MILAN • It is a rare exception to the rule: The gender salary gap in the fashion industry means female models are paid more than their male counterparts for the same job.
None of the dozens of buffed and toned men parading at the latest Milan menswear shows since last Friday can dream of earning anything close to female catwalk stars, or achieve equivalent fame.
While the likes of supermodels such as Gisele Bundchen, Kate Moss and Naomi Campbell have long since passed beyond the confines of fashion to become A-list celebrities, their male equivalents, such as the American Sean O'Pry or Britain's David Gandy, remain largely unknown to the general public.
Gandy once observed: "Trust me to end up working in the only industry in the world where women get paid more than men and are treated loads better.
"In the hierarchy of a shoot, you have the photographer, the female model, the stylists, the assistants, then the male model. You are the lowest of the low."
Mr Frederic Godart, a sociologist who specialises in fashion's place in society, noted: "Even if the markets for designer men's and women's clothes generate roughly the same sales, about US$30 billion (S$41.4 billion) each, fashion remains an industry primarily aimed at women.
"The brands and the fashion magazines are more interested in women's aesthetic assets, which help to sell product better and, as a result, that pushes up the value of female models," he said.
He added that there are about 1,000 young women worldwide who can make a comfortable living from top-end modelling.
"In this world, it's 'winner takes all', which means the top female models tend to hit the jackpot and increase the gap with their male counterparts."
A 2013 survey by American magazine Forbes estimated that top model Bundchen had earned US$42 million in the previous year, 28 times the amount the best-earning male model, O'Pry, managed to pull in.
Brazil's Bundchen, however, is an exception in the fashionsphere.
At the top of her game for more than 15 years, she can command fees that exceed those paid even to the likes of her compatriot Adriana Lima or Australia's Miranda Kerr by tens of thousands of dollars a show.
"The more you go down the hierarchy, the pay gap tends to narrow," said Mr Godart. "The average salary of a model in the United States, male or female, is only around US$30,000 a year."
Not everyone manages to arrive at even this modest level.
Many models live precariously and are forced to take on other jobs to make ends meet between assignments, where sometimes employers will expect them to accept clothes as part of their payment.

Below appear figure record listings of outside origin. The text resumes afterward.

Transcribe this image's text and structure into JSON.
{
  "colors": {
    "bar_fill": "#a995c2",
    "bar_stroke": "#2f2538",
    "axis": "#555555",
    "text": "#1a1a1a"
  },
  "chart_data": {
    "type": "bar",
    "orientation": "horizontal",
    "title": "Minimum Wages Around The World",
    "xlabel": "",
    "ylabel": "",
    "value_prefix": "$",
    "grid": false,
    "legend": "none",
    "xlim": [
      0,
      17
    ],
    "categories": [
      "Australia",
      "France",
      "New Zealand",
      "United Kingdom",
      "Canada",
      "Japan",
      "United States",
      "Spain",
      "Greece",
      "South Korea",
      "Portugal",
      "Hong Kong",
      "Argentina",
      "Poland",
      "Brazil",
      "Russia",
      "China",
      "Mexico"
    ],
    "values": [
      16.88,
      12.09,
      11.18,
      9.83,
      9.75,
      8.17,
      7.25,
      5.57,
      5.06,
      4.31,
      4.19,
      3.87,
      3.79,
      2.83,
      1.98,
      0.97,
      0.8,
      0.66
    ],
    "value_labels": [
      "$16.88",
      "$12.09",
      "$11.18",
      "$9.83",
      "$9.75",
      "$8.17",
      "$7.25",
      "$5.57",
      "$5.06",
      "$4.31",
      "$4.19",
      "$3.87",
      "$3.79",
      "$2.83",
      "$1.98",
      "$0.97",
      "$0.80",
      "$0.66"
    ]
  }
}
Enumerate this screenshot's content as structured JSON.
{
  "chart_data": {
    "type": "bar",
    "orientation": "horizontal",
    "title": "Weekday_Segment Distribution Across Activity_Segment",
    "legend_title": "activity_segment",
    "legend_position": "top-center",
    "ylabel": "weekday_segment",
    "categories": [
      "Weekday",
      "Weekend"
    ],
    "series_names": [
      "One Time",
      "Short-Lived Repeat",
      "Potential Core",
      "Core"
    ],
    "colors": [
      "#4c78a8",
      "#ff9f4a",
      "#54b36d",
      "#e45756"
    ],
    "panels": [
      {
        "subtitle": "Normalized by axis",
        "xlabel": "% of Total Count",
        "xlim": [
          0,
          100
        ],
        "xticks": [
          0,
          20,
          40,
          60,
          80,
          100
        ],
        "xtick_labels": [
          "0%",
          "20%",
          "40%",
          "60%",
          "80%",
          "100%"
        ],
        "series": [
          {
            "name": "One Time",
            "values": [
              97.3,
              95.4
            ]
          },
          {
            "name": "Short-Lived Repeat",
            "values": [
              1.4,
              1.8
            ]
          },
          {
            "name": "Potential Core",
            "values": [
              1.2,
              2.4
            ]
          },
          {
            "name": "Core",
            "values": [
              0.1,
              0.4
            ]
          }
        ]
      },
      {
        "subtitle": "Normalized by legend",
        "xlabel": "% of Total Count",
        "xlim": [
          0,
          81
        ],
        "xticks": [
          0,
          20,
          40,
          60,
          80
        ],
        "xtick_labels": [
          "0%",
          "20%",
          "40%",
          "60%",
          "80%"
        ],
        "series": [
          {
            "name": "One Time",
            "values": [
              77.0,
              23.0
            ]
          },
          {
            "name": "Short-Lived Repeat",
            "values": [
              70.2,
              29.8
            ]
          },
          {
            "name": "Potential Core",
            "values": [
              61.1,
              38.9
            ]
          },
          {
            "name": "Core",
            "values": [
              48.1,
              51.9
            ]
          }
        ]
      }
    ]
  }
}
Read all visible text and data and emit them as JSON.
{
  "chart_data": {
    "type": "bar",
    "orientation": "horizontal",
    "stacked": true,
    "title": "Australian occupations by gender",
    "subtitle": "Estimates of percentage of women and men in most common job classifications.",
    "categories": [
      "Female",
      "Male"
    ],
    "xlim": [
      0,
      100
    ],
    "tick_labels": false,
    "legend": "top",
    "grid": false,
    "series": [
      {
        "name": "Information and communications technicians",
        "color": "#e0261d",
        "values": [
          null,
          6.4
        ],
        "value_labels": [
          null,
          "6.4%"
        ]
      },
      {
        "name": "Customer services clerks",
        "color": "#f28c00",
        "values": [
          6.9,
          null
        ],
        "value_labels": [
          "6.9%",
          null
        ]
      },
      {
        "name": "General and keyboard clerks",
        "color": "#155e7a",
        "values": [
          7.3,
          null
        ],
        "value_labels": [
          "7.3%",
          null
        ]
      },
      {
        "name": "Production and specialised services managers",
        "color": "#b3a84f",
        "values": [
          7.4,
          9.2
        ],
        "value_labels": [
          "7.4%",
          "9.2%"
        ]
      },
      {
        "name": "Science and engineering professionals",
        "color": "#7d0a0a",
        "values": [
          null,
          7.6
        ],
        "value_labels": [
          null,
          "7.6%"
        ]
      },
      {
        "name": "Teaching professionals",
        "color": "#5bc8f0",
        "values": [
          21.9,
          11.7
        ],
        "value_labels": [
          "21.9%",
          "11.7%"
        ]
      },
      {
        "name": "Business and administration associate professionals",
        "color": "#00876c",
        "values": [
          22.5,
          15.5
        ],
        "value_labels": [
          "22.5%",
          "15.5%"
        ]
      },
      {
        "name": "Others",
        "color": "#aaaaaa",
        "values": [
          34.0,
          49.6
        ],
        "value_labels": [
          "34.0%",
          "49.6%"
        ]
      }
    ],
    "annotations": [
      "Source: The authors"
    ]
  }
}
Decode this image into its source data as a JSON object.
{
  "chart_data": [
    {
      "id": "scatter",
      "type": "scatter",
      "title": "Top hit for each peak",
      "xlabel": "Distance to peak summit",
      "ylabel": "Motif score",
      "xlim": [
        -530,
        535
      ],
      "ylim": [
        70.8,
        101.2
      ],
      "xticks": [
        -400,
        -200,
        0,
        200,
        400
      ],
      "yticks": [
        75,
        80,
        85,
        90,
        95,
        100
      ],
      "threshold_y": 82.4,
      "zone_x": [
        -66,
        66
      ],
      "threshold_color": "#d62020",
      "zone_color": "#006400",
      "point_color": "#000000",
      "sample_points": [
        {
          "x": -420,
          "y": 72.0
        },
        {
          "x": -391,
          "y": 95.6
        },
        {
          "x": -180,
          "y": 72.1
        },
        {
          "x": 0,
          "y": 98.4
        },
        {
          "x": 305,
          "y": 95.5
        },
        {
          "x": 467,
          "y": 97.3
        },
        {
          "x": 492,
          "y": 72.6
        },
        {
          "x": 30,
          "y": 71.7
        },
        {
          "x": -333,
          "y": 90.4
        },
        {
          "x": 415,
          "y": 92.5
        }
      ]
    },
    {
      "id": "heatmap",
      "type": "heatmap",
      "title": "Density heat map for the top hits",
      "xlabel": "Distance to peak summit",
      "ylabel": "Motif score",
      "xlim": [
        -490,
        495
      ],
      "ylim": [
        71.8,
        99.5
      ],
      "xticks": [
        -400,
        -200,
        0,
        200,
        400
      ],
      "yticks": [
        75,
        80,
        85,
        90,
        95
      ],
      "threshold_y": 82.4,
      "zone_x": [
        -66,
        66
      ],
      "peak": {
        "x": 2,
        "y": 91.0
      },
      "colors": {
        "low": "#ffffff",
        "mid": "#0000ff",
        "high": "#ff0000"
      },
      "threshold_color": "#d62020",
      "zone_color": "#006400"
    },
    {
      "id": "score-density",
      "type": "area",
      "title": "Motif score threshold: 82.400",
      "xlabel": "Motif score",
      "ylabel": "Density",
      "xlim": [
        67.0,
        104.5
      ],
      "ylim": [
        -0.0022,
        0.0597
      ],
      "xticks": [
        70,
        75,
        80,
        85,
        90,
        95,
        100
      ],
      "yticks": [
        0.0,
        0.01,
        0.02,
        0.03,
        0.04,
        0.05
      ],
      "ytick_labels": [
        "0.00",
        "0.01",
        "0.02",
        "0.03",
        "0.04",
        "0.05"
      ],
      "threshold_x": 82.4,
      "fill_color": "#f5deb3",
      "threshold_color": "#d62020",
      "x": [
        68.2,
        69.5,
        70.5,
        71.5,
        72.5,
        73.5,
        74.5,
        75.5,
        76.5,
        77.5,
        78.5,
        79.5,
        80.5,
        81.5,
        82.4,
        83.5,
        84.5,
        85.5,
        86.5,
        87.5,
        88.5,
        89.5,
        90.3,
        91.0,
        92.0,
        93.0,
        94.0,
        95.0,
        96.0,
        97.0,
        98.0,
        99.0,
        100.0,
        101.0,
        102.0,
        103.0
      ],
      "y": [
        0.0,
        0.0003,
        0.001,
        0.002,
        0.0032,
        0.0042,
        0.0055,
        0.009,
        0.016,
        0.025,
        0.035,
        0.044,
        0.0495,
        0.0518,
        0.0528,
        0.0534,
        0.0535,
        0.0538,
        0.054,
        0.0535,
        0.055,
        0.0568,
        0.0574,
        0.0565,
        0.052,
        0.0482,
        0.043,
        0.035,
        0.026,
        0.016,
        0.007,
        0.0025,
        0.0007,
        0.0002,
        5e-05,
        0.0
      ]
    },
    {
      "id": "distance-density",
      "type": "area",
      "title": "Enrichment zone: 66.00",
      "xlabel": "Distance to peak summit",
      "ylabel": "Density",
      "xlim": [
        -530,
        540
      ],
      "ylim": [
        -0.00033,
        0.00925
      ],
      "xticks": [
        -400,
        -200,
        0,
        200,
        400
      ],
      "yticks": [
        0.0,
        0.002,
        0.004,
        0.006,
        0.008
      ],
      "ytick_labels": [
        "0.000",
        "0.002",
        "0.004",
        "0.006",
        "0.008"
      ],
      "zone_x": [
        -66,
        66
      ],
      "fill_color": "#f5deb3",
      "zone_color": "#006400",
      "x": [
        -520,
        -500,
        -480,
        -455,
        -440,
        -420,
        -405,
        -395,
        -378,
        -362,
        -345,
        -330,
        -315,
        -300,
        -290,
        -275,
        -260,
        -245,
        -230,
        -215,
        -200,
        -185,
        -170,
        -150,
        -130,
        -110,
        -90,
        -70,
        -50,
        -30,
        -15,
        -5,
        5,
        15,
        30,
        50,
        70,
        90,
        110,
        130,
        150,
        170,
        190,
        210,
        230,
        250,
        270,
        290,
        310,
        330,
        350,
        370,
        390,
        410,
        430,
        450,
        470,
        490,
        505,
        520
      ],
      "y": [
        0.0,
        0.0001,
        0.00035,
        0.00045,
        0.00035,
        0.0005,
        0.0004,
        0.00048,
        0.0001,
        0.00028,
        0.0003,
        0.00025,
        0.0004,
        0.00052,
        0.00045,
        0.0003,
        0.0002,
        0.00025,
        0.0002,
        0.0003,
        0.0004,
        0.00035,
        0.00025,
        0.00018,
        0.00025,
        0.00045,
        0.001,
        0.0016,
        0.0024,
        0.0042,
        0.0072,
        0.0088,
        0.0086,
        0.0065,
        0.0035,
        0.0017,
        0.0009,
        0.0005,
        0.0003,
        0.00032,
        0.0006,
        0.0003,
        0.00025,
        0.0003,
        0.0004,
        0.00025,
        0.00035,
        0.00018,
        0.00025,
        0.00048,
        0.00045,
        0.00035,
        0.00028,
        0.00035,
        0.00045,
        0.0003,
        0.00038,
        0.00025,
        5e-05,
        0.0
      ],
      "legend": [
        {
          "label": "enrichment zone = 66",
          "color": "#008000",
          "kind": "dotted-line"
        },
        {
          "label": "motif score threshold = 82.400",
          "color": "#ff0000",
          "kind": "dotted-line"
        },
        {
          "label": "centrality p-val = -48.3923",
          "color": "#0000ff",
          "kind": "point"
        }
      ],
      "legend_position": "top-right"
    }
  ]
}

French male model Baptiste Nicol, however, insists that "you can still earn a good living without being in the top 100 in the world".
"Working 15 days a month on average for catalogues, shows and tests, I end up with the same income as a company executive," noted the 32-year-old, who describes himself as having had a modest career without ever leaving his home country.
Pay differentials with female colleagues? "They exist, but also between different men. And you have to take into account that a male model will have his best earning years between 30 and 50" - by which time most female models' maximum earning potential is behind them.
Ms Rosa Sarli, director of the Elite modelling agency in Milan, said there is no set rule to determine how much a model gets paid.
"It can depend on a lot of things apart from physical attributes, like fame for example. If the model is married to a star or even the child of a celebrity, all that will push their price up."